Large Language Models Can Be Strong Differentially Private Learners

Xuechen Li,Florian Tramèr,Percy Liang,Tatsunori Hashimoto
DOI: https://doi.org/10.48550/arXiv.2110.05679
2022-11-11
Abstract:Differentially Private (DP) learning has seen limited success for building large deep learning models of text, and straightforward attempts at applying Differentially Private Stochastic Gradient Descent (DP-SGD) to NLP tasks have resulted in large performance drops and high computational overhead. We show that this performance drop can be mitigated with (1) the use of large pretrained language models; (2) non-standard hyperparameters that suit DP optimization; and (3) fine-tuning objectives which are aligned with the pretraining procedure. With the above, we obtain NLP models that outperform state-of-the-art DP-trained models under the same privacy budget and strong non-private baselines -- by directly fine-tuning pretrained models with DP optimization on moderately-sized corpora. To address the computational challenge of running DP-SGD with large Transformers, we propose a memory saving technique that allows clipping in DP-SGD to run without instantiating per-example gradients for any linear layer in the model. The technique enables privately training Transformers with almost the same memory cost as non-private training at a modest run-time overhead. Contrary to conventional wisdom that DP optimization fails at learning high-dimensional models (due to noise that scales with dimension) empirical results reveal that private learning with pretrained language models doesn't tend to suffer from dimension-dependent performance degradation. Code to reproduce results can be found at <a class="link-external link-https" href="https://github.com/lxuechen/private-transformers" rel="external noopener nofollow">this https URL</a>.
Machine Learning,Computation and Language
What problem does this paper attempt to address?
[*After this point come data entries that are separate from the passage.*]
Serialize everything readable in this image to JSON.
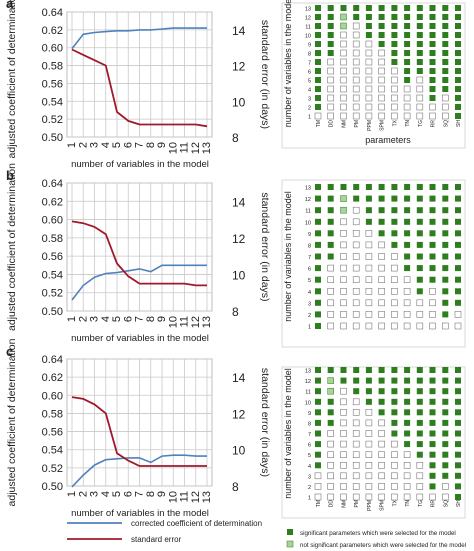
{
  "chart_data": [
    {
      "type": "line",
      "panel_label": "a",
      "x": [
        1,
        2,
        3,
        4,
        5,
        6,
        7,
        8,
        9,
        10,
        11,
        12,
        13
      ],
      "xlabel": "number of variables in the model",
      "ylabel": "adjusted coefficient of determination",
      "y2label": "standard error (in days)",
      "ylim": [
        0.5,
        0.64
      ],
      "yticks": [
        "0.50",
        "0.52",
        "0.54",
        "0.56",
        "0.58",
        "0.60",
        "0.62",
        "0.64"
      ],
      "y2lim": [
        8,
        15
      ],
      "y2ticks": [
        "8",
        "10",
        "12",
        "14"
      ],
      "grid": true,
      "series": [
        {
          "axis": "left",
          "color": "#4f81bd",
          "values": [
            0.599,
            0.615,
            0.617,
            0.618,
            0.619,
            0.619,
            0.62,
            0.62,
            0.621,
            0.622,
            0.622,
            0.622,
            0.622
          ]
        },
        {
          "axis": "right",
          "color": "#a0182c",
          "values": [
            12.9,
            12.6,
            12.3,
            12.0,
            9.4,
            8.9,
            8.7,
            8.7,
            8.7,
            8.7,
            8.7,
            8.7,
            8.6
          ]
        }
      ]
    },
    {
      "type": "line",
      "panel_label": "b",
      "x": [
        1,
        2,
        3,
        4,
        5,
        6,
        7,
        8,
        9,
        10,
        11,
        12,
        13
      ],
      "xlabel": "number of variables in the model",
      "ylabel": "adjusted coefficient of determination",
      "y2label": "standard error (in days)",
      "ylim": [
        0.5,
        0.64
      ],
      "yticks": [
        "0.50",
        "0.52",
        "0.54",
        "0.56",
        "0.58",
        "0.60",
        "0.62",
        "0.64"
      ],
      "y2lim": [
        8,
        15
      ],
      "y2ticks": [
        "8",
        "10",
        "12",
        "14"
      ],
      "grid": true,
      "series": [
        {
          "axis": "left",
          "color": "#4f81bd",
          "values": [
            0.512,
            0.528,
            0.537,
            0.541,
            0.542,
            0.544,
            0.546,
            0.543,
            0.55,
            0.55,
            0.55,
            0.55,
            0.55
          ]
        },
        {
          "axis": "right",
          "color": "#a0182c",
          "values": [
            12.9,
            12.8,
            12.6,
            12.2,
            10.6,
            9.9,
            9.5,
            9.5,
            9.5,
            9.5,
            9.5,
            9.4,
            9.4
          ]
        }
      ]
    },
    {
      "type": "line",
      "panel_label": "c",
      "x": [
        1,
        2,
        3,
        4,
        5,
        6,
        7,
        8,
        9,
        10,
        11,
        12,
        13
      ],
      "xlabel": "number of variables in the model",
      "ylabel": "adjusted coefficient of determination",
      "y2label": "standard error (in days)",
      "ylim": [
        0.5,
        0.64
      ],
      "yticks": [
        "0.50",
        "0.52",
        "0.54",
        "0.56",
        "0.58",
        "0.60",
        "0.62",
        "0.64"
      ],
      "y2lim": [
        8,
        15
      ],
      "y2ticks": [
        "8",
        "10",
        "12",
        "14"
      ],
      "grid": true,
      "legend_position": "bottom",
      "series": [
        {
          "name": "corrected coefficient of determination",
          "axis": "left",
          "color": "#4f81bd",
          "values": [
            0.499,
            0.512,
            0.523,
            0.529,
            0.53,
            0.531,
            0.531,
            0.526,
            0.533,
            0.534,
            0.534,
            0.533,
            0.533
          ]
        },
        {
          "name": "standard error",
          "axis": "right",
          "color": "#a0182c",
          "values": [
            12.9,
            12.8,
            12.5,
            12.0,
            9.8,
            9.4,
            9.1,
            9.1,
            9.1,
            9.1,
            9.1,
            9.1,
            9.1
          ]
        }
      ]
    },
    {
      "type": "heatmap",
      "panel_label": "a",
      "rows": [
        "13",
        "12",
        "11",
        "10",
        "9",
        "8",
        "7",
        "6",
        "5",
        "4",
        "3",
        "2",
        "1"
      ],
      "cols": [
        "TM",
        "DD",
        "NM",
        "PM",
        "PPM",
        "SPM",
        "TX",
        "TN",
        "TG",
        "RR",
        "SQ",
        "SH"
      ],
      "ylabel": "number of variables in the model",
      "xlabel": "parameters",
      "cells": [
        [
          1,
          1,
          1,
          1,
          1,
          1,
          1,
          1,
          1,
          1,
          1,
          1
        ],
        [
          1,
          1,
          2,
          1,
          1,
          1,
          1,
          1,
          1,
          1,
          1,
          1
        ],
        [
          1,
          1,
          2,
          0,
          1,
          1,
          1,
          1,
          1,
          1,
          1,
          1
        ],
        [
          1,
          1,
          0,
          0,
          1,
          1,
          1,
          1,
          1,
          1,
          1,
          1
        ],
        [
          1,
          1,
          0,
          0,
          0,
          1,
          1,
          1,
          1,
          1,
          1,
          1
        ],
        [
          1,
          1,
          0,
          0,
          0,
          0,
          1,
          1,
          1,
          1,
          1,
          1
        ],
        [
          1,
          0,
          0,
          0,
          0,
          0,
          1,
          1,
          1,
          1,
          1,
          1
        ],
        [
          1,
          0,
          0,
          0,
          0,
          0,
          0,
          1,
          1,
          1,
          1,
          1
        ],
        [
          1,
          0,
          0,
          0,
          0,
          0,
          0,
          1,
          0,
          1,
          1,
          1
        ],
        [
          1,
          0,
          0,
          0,
          0,
          0,
          0,
          0,
          0,
          1,
          1,
          1
        ],
        [
          1,
          0,
          0,
          0,
          0,
          0,
          0,
          0,
          0,
          1,
          0,
          1
        ],
        [
          1,
          0,
          0,
          0,
          0,
          0,
          0,
          0,
          0,
          0,
          0,
          1
        ],
        [
          0,
          0,
          0,
          0,
          0,
          0,
          0,
          0,
          0,
          0,
          0,
          1
        ]
      ]
    },
    {
      "type": "heatmap",
      "panel_label": "b",
      "rows": [
        "13",
        "12",
        "11",
        "10",
        "9",
        "8",
        "7",
        "6",
        "5",
        "4",
        "3",
        "2",
        "1"
      ],
      "cols": [
        "TM",
        "DD",
        "NM",
        "PM",
        "PPM",
        "SPM",
        "TX",
        "TN",
        "TG",
        "RR",
        "SQ",
        "SH"
      ],
      "ylabel": "number of variables in the model",
      "cells": [
        [
          1,
          1,
          1,
          1,
          1,
          1,
          1,
          1,
          1,
          1,
          1,
          1
        ],
        [
          1,
          1,
          2,
          1,
          1,
          1,
          1,
          1,
          1,
          1,
          1,
          1
        ],
        [
          1,
          1,
          2,
          0,
          1,
          1,
          1,
          1,
          1,
          1,
          1,
          1
        ],
        [
          1,
          1,
          0,
          0,
          1,
          1,
          1,
          1,
          1,
          1,
          1,
          1
        ],
        [
          1,
          1,
          0,
          0,
          0,
          1,
          1,
          1,
          1,
          1,
          1,
          1
        ],
        [
          1,
          1,
          0,
          0,
          0,
          0,
          1,
          1,
          1,
          1,
          1,
          1
        ],
        [
          1,
          1,
          0,
          0,
          0,
          0,
          0,
          1,
          1,
          1,
          1,
          1
        ],
        [
          1,
          0,
          0,
          0,
          0,
          0,
          0,
          1,
          1,
          1,
          1,
          1
        ],
        [
          1,
          0,
          0,
          0,
          0,
          0,
          0,
          0,
          1,
          1,
          1,
          1
        ],
        [
          1,
          0,
          0,
          0,
          0,
          0,
          0,
          0,
          1,
          0,
          1,
          1
        ],
        [
          1,
          0,
          0,
          0,
          0,
          0,
          0,
          0,
          0,
          0,
          1,
          1
        ],
        [
          1,
          0,
          0,
          0,
          0,
          0,
          0,
          0,
          0,
          0,
          1,
          0
        ],
        [
          1,
          0,
          0,
          0,
          0,
          0,
          0,
          0,
          0,
          0,
          0,
          0
        ]
      ]
    },
    {
      "type": "heatmap",
      "panel_label": "c",
      "rows": [
        "13",
        "12",
        "11",
        "10",
        "9",
        "8",
        "7",
        "6",
        "5",
        "4",
        "3",
        "2",
        "1"
      ],
      "cols": [
        "TM",
        "DD",
        "NM",
        "PM",
        "PPM",
        "SPM",
        "TX",
        "TN",
        "TG",
        "RR",
        "SQ",
        "SH"
      ],
      "ylabel": "number of variables in the model",
      "cells": [
        [
          1,
          1,
          1,
          1,
          1,
          1,
          1,
          1,
          1,
          1,
          1,
          1
        ],
        [
          1,
          2,
          1,
          1,
          1,
          1,
          1,
          1,
          1,
          1,
          1,
          1
        ],
        [
          1,
          2,
          0,
          1,
          1,
          1,
          1,
          1,
          1,
          1,
          1,
          1
        ],
        [
          1,
          1,
          0,
          0,
          1,
          1,
          1,
          1,
          1,
          1,
          1,
          1
        ],
        [
          1,
          1,
          0,
          0,
          0,
          1,
          1,
          1,
          1,
          1,
          1,
          1
        ],
        [
          1,
          1,
          0,
          0,
          0,
          0,
          1,
          1,
          1,
          1,
          1,
          1
        ],
        [
          1,
          0,
          0,
          0,
          0,
          0,
          1,
          1,
          1,
          1,
          1,
          1
        ],
        [
          1,
          0,
          0,
          0,
          0,
          0,
          0,
          1,
          1,
          1,
          1,
          1
        ],
        [
          1,
          0,
          0,
          0,
          0,
          0,
          0,
          0,
          1,
          1,
          1,
          1
        ],
        [
          1,
          0,
          0,
          0,
          0,
          0,
          0,
          0,
          0,
          1,
          1,
          1
        ],
        [
          0,
          0,
          0,
          0,
          0,
          0,
          0,
          0,
          0,
          1,
          1,
          1
        ],
        [
          0,
          0,
          0,
          0,
          0,
          0,
          0,
          0,
          0,
          1,
          0,
          1
        ],
        [
          0,
          0,
          0,
          0,
          0,
          0,
          0,
          0,
          0,
          0,
          0,
          1
        ]
      ]
    }
  ],
  "grid_legend": {
    "filled_label": "significant parameters which were selected for the model",
    "light_label": "not significant parameters which were selected for the model"
  },
  "colors": {
    "grid_filled": "#2e7d1e",
    "grid_light": "#a9d39a",
    "grid_empty_border": "#7a7a7a",
    "gridline": "#c8c8c8"
  }
}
The problem that this paper attempts to solve is how to overcome the challenges of performance degradation and high computational cost when training large - scale language models using Differential Privacy (DP). Specifically, the paper focuses on: 1. **Performance Degradation Problem**: Directly applying Differential Privacy Stochastic Gradient Descent (DP - SGD) to Natural Language Processing (NLP) tasks will lead to a significant decline in model performance. 2. **Computational Cost Problem**: When running DP - SGD to train large - scale Transformer models, due to the need to clip the gradient of each sample, it results in huge memory consumption. To solve these problems, the paper proposes the following methods: 1. **Using Large - scale Pretrained Language Models**: By fine - tuning large - scale language models that have already been pretrained (such as BERT, RoBERTa, GPT - 2, etc.), model performance can be improved while maintaining privacy. 2. **Non - standard Hyperparameter Settings**: Select hyperparameters suitable for Differential Privacy optimization, such as learning rate, batch size, etc., to enhance model performance. 3. **Fine - tuning Objectives Consistent with Pretraining Objectives**: Design fine - tuning tasks that match the pretraining process, for example, transform classification tasks into tasks of filling masked words, to reduce the differences between pretraining and fine - tuning. 4. **Ghost Clipping Technique**: A new memory - saving technique is proposed to avoid instantiating the gradient of each sample in DP - SGD, thereby greatly reducing memory consumption and enabling large - scale Transformer models to be trained as efficiently as non - privacy training. Through these methods, the paper shows that under the same privacy budget, the proposed model can not only surpass existing Differential Privacy training models, but also in some cases even outperform powerful non - privacy baseline models. In addition, the paper also reveals an interesting finding: although high - dimensional models are generally considered to perform poorly in Differential Privacy optimization, experimental results show that larger pretrained models can instead bring better private fine - tuning effects.